Franco da Rocha dedicou sua vida à instituição e, quando se viu cansado e doente, em 1923, escreveu uma carta de indicação ao posto de diretor do Hospício ao Governador do Estado. Nesse documento, registrava sua vontade de deixar a Antônio Carlos Pacheco e Silva, seu aluno dileto, a chefia do Juquery: "Procurei um homem moço, correto, de moral irrepreensível e grande estudioso, cientista por temperamento e capaz de sacrificar-se por amor à ciência" (apud Camargo, 1978, p. 13).

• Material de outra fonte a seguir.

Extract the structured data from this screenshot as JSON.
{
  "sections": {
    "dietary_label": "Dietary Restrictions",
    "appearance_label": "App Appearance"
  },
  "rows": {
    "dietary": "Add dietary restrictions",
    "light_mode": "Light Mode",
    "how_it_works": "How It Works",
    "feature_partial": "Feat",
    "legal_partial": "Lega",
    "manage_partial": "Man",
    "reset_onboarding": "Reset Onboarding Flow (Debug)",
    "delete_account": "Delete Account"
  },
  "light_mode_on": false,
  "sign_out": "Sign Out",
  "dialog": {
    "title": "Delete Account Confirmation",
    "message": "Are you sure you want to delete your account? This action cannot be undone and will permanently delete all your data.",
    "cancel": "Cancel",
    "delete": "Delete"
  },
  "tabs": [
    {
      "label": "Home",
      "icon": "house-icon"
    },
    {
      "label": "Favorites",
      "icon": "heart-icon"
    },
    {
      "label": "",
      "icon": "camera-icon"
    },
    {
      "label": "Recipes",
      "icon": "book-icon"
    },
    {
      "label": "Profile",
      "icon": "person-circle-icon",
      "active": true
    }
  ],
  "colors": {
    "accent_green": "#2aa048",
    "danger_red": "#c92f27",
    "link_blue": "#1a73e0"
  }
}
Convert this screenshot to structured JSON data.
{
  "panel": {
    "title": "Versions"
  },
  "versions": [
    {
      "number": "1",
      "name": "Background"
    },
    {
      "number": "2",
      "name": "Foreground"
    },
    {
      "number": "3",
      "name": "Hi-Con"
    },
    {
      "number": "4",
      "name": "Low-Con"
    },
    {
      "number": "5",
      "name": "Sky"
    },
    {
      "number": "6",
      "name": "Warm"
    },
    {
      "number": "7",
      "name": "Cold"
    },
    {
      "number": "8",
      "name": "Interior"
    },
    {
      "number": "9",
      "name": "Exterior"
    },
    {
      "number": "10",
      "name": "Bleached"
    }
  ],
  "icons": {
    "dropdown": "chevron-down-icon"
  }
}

Pacheco e Silva recebe o cargo no momento em que o alienismo estava em decadência no Brasil, as práticas psiquiátricas estavam voltadas para fora dos hospícios e as teorias da eugenia ocupavam o centro da orientação assumida pela medicina. Aos 25 anos, assumiu a direção do Hospital do Juquery, de 1923 a 1937. Em 1930, auxiliou na construção da Assistência Geral dos Psicopatas do Estado de São Paulo. Também dedicou-se à docência na Faculdade de Medicina da Universidade de São Paulo, na Escola Paulista de Medicina, na Escola de Sociologia e Política de São Paulo e na Faculdade de Direito da Universidade de São Paulo.

 

A ciência eugênica entrelaçada ao meio médico

Desde o final do século XIX, a teoria eugenista adentrava massivamente em países como Alemanha, França, Dinamarca, Áustria, Bélgica, Estados Unidos. Na América Latina também encontramos registros de sua influência no Peru, Argentina e Brasil. Aqui, a classe médica e a elite intelectual, que circulavam pelos congressos internacionais, trouxeram na bagagem as "inovadoras" ideias que surgiam a partir do uso do conhecimento sobre a hereditariedade para explicar o "aperfeiçoamento" da espécie humana.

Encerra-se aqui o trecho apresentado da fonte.